At Folk Alliance International conferences, entire hotel floors are turned into music venues for showcases lasting well into the wee hours. Walls are plastered with signage touting artists’ showcase times and room sponsors’ lineups. But amid sometimes elaborate posters and decorations, other signs also hang this year. They declare the labeled area as a hate-free zone, where sexual, racial or other forms of abuse or harassment will not be tolerated.
The Folk Alliance has even invited conference participants to sign a pledge of commitment to creating a safe music community, and included workshops and training sessions addressing harassment and discrimination.
All of which made the organization’s decision to honor — but not present — Peter, Paul & Mary with a Lifetime Achievement Award a confusing situation; the award was listed in the conference book and mentioned in a press release, but there was no reference made in Wednesday night’s International Folk Music Awards program or at the ceremony. Not until a requested explanation was issued as an email statement Thursday afternoon did they clarify, obliquely, the reason why.
Without referencing Peter Yarrow’s conviction as a sex offender for an incident in 1970 involving a 14-year-old girl (he later received a presidential pardon), the statement noted the organization’s uneasy position.
“Acknowledging chronic issues of sexual harassment and discrimination in society and the music industry, Folk Alliance International chose not to present the Lifetime Achievement Award designated to Peter, Paul and Mary nor screen the mini-documentary of the group during the 2018 conference. … The legacy of the trio’s place in history musically (and in folk music) is what the membership voted to recognize.”
For an organization whose members are on the forefront of activism against social injustice, it was a tough call either way.
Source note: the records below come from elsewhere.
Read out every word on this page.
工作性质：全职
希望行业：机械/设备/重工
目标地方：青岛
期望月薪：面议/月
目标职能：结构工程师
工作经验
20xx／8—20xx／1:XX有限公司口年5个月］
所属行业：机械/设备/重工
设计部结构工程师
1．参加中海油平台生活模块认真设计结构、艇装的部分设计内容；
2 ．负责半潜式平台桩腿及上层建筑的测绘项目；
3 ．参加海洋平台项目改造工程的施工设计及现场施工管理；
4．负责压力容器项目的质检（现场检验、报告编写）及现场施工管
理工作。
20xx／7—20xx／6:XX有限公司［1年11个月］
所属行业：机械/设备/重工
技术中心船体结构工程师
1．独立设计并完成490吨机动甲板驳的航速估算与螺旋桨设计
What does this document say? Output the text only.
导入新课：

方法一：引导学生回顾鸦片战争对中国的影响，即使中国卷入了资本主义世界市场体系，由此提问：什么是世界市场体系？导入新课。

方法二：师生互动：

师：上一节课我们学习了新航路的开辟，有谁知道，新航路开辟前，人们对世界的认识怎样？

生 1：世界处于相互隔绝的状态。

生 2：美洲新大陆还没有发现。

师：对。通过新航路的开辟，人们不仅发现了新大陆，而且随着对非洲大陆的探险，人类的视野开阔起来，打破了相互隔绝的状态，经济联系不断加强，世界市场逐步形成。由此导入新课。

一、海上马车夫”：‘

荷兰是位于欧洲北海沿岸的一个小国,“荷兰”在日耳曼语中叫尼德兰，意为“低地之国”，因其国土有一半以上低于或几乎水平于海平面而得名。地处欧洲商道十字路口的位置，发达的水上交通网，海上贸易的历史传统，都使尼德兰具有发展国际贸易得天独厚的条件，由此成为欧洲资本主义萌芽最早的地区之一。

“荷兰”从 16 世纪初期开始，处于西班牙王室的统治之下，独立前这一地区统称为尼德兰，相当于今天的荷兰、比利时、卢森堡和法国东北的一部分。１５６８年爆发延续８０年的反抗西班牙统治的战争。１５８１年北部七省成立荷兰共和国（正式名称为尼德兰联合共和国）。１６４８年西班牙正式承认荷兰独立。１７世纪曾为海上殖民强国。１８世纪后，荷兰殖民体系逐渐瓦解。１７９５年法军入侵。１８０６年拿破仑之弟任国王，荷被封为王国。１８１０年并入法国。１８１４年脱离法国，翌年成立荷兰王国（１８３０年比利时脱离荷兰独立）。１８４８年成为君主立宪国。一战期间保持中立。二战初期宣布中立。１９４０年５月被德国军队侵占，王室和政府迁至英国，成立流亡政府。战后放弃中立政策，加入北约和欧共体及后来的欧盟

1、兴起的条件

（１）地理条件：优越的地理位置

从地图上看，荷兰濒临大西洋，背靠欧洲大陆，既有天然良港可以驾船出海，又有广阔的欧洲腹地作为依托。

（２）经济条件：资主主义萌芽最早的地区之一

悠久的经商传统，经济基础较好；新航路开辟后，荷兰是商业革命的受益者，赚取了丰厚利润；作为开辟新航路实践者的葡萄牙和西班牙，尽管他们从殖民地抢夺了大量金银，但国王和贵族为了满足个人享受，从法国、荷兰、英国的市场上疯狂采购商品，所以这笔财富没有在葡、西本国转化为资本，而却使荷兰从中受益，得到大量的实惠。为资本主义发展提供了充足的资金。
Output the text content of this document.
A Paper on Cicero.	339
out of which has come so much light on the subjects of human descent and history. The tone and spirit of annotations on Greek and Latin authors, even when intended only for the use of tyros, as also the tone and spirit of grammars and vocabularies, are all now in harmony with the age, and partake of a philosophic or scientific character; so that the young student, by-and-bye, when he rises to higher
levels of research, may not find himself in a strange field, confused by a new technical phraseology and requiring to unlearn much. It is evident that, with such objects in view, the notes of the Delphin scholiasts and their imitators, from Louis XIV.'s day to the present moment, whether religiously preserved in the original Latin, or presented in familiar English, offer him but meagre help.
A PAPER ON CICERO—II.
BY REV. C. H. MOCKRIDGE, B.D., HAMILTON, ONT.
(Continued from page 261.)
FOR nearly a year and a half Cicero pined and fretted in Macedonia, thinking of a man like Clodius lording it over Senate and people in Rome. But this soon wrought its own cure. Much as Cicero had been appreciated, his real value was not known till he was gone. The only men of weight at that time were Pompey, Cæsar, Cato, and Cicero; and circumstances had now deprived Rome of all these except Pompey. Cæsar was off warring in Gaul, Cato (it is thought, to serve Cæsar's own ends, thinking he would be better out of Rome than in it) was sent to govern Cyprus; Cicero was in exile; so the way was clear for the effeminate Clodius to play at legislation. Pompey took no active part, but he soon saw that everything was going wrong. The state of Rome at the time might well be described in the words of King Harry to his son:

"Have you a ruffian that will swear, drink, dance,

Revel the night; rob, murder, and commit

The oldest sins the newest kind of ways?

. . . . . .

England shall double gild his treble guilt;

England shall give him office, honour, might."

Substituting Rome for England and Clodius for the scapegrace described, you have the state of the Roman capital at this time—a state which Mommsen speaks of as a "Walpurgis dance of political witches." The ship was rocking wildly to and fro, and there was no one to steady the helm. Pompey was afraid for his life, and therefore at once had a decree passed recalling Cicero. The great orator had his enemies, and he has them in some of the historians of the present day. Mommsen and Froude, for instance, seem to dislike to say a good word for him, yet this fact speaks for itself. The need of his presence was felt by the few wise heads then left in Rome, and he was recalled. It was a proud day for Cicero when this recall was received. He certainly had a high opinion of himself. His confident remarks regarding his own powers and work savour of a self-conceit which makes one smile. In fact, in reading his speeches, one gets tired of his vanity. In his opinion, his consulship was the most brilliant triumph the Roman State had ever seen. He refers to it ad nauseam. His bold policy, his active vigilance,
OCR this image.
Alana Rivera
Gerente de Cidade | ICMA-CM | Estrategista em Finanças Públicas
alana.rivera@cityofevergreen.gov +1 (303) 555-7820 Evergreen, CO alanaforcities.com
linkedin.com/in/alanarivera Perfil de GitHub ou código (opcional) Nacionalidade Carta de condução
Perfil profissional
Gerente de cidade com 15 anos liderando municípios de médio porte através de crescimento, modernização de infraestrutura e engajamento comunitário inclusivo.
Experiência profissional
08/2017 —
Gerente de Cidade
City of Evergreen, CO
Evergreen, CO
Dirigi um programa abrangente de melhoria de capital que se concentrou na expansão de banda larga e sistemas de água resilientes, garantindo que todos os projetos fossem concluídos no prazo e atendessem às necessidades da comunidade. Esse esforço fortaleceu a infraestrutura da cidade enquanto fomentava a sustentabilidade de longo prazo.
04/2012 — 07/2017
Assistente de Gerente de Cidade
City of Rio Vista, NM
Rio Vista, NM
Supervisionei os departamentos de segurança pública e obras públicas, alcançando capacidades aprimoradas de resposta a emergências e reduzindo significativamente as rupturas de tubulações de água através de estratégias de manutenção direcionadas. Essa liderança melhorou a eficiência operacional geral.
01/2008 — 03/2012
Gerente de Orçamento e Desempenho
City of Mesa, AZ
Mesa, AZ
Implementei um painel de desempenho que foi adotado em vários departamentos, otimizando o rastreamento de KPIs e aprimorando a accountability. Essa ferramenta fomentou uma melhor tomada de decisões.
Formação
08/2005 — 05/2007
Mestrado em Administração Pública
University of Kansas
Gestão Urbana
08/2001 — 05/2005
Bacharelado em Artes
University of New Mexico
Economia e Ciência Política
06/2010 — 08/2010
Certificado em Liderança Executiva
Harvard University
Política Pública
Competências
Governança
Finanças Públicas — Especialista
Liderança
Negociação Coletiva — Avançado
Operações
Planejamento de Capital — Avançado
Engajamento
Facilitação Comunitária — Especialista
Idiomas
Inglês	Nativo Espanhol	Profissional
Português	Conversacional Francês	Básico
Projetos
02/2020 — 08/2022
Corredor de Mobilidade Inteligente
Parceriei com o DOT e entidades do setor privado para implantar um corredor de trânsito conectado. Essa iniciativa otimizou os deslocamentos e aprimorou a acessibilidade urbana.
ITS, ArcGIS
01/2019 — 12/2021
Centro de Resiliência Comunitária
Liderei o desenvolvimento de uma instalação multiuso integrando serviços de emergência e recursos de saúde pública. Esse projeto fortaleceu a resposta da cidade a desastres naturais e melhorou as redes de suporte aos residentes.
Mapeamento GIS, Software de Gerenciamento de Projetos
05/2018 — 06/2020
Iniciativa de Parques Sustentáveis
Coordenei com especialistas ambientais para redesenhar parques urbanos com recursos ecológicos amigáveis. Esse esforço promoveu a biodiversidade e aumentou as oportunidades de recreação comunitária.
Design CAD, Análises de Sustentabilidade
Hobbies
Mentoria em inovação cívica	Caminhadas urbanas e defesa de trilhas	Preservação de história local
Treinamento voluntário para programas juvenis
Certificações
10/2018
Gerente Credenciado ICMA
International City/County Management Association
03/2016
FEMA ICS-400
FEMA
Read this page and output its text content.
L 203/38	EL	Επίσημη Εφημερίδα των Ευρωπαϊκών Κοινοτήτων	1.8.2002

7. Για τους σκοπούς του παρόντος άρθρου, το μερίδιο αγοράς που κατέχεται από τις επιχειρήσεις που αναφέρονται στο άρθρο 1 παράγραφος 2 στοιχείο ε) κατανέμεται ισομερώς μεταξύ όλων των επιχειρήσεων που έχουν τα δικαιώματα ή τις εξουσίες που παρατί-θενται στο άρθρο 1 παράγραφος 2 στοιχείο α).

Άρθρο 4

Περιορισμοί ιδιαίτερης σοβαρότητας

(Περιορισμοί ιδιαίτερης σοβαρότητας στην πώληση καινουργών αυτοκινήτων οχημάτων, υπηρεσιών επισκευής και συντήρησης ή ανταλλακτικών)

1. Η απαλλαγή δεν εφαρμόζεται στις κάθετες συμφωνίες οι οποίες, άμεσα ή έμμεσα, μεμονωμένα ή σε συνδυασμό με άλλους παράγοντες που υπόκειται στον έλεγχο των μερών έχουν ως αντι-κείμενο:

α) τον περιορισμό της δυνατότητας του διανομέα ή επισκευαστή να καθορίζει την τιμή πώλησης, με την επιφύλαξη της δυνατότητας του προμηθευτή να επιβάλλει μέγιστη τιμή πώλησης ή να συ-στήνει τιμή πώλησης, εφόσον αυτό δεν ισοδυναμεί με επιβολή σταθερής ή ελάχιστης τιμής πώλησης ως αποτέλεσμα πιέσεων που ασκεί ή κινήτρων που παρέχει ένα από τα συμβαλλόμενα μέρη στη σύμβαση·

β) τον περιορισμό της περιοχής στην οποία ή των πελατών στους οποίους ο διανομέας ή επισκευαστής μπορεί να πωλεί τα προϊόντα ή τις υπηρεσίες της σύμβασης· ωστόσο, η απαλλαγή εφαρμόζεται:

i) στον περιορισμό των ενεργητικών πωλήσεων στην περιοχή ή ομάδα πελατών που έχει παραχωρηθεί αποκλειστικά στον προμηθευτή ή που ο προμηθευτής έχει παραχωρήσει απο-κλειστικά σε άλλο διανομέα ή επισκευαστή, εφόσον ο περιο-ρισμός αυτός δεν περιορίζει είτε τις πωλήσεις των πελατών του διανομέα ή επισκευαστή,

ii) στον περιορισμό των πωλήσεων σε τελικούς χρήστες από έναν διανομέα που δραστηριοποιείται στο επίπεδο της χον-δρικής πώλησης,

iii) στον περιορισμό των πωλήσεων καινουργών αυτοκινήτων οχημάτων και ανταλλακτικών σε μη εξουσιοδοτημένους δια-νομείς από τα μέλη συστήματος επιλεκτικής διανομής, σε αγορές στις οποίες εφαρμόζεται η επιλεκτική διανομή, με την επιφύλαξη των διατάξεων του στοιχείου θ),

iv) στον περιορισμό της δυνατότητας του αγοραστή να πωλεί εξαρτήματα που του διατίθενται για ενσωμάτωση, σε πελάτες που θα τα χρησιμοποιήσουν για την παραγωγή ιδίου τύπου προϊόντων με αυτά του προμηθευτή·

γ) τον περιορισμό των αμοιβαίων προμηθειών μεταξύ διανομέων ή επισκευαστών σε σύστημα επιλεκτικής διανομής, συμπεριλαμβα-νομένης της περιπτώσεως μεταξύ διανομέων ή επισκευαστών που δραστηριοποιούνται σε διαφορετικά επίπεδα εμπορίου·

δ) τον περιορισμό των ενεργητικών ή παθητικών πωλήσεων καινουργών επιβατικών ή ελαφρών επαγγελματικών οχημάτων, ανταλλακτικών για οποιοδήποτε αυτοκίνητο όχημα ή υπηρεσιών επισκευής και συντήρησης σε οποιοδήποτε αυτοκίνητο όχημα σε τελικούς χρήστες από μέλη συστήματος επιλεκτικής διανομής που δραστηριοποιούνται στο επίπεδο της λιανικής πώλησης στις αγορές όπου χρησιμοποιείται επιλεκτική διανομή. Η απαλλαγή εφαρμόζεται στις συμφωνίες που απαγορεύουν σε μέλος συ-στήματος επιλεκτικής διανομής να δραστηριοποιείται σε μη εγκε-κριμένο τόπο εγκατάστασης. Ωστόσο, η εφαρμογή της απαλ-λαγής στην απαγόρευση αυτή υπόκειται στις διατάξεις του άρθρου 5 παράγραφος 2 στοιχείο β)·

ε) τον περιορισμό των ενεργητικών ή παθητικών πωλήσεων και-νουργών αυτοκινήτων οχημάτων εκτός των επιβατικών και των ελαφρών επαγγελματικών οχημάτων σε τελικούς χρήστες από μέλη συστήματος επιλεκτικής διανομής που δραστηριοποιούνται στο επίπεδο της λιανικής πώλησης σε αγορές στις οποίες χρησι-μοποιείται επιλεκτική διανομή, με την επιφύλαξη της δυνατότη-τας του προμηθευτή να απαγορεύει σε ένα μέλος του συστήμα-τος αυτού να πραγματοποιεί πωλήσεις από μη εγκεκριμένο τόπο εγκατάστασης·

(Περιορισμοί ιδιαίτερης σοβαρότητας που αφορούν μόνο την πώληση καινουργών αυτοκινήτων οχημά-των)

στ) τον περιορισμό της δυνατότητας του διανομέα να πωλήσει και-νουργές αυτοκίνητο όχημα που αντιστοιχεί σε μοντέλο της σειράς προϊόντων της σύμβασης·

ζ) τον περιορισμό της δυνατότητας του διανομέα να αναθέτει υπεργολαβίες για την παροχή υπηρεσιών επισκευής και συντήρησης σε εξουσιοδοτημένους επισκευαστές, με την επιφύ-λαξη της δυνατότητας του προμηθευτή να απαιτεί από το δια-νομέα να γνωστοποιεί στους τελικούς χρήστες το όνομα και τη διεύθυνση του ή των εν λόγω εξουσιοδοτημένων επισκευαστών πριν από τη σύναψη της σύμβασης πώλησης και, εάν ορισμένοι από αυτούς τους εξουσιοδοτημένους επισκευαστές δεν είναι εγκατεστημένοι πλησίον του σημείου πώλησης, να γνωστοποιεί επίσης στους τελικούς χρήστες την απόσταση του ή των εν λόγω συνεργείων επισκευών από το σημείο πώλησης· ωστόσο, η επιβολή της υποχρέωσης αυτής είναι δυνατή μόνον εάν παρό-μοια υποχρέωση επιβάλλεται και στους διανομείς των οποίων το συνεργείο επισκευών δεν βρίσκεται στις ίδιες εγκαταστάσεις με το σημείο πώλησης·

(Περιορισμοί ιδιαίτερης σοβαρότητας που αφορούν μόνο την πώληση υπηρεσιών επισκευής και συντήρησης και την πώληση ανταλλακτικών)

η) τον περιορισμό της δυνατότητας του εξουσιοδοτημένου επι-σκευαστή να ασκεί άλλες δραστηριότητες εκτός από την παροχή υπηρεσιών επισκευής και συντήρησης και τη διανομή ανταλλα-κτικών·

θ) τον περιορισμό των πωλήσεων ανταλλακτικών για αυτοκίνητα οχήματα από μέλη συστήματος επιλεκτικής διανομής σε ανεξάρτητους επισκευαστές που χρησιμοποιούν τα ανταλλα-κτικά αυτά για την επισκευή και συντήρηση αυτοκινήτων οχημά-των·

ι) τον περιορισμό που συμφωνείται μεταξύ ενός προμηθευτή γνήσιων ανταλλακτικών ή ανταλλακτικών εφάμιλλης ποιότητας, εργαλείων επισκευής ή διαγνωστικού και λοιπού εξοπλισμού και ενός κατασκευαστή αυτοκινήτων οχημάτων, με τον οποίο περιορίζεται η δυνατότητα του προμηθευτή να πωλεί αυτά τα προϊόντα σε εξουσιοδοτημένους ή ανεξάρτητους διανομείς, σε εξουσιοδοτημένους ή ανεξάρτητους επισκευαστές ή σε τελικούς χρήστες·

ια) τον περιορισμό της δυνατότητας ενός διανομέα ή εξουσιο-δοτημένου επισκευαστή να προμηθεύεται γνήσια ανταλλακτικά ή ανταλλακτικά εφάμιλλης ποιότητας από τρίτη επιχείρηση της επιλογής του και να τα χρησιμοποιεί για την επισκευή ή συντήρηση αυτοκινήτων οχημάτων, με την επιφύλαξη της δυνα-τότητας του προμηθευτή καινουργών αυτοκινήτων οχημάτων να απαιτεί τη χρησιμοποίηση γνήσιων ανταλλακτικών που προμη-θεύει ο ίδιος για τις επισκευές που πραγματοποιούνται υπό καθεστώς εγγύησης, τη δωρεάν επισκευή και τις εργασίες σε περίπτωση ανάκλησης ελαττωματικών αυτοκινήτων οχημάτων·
As a spokeswoman noted, the group’s cultural contributions are many; “Puff the Magic Dragon,” “If I Had a Hammer” and the band’s other hits are folk-music and American cultural icons. But in a world trying to reassess and progress beyond previously tolerated behaviors, applauding those who perpetrate injustice or harm is no longer appropriate. Folk Alliance decision-makers should have made it clear why they acted as they did, but when asked, they did provide a reasonable explanation.
The issue was put in stark perspective a few hours after that awards show when Rosie & the Riveters, a Canadian trio of sassy, retro-styled singer-songwriters, sang a moving song about sexual abuse titled “I Believe You.” They offered a trigger warning beforehand, noting how difficult, and how healing, the song was to write. Farideh Olsen expressed a stunning sentiment when she said she learned there are three words that mean even more than “I love you.”
On each of those three floors, in room after room, women are sharing songs full of pain and power, admitting their struggles in working through the former to find the latter. At last, people are listening. And they’re no longer willing to pardon the abusers.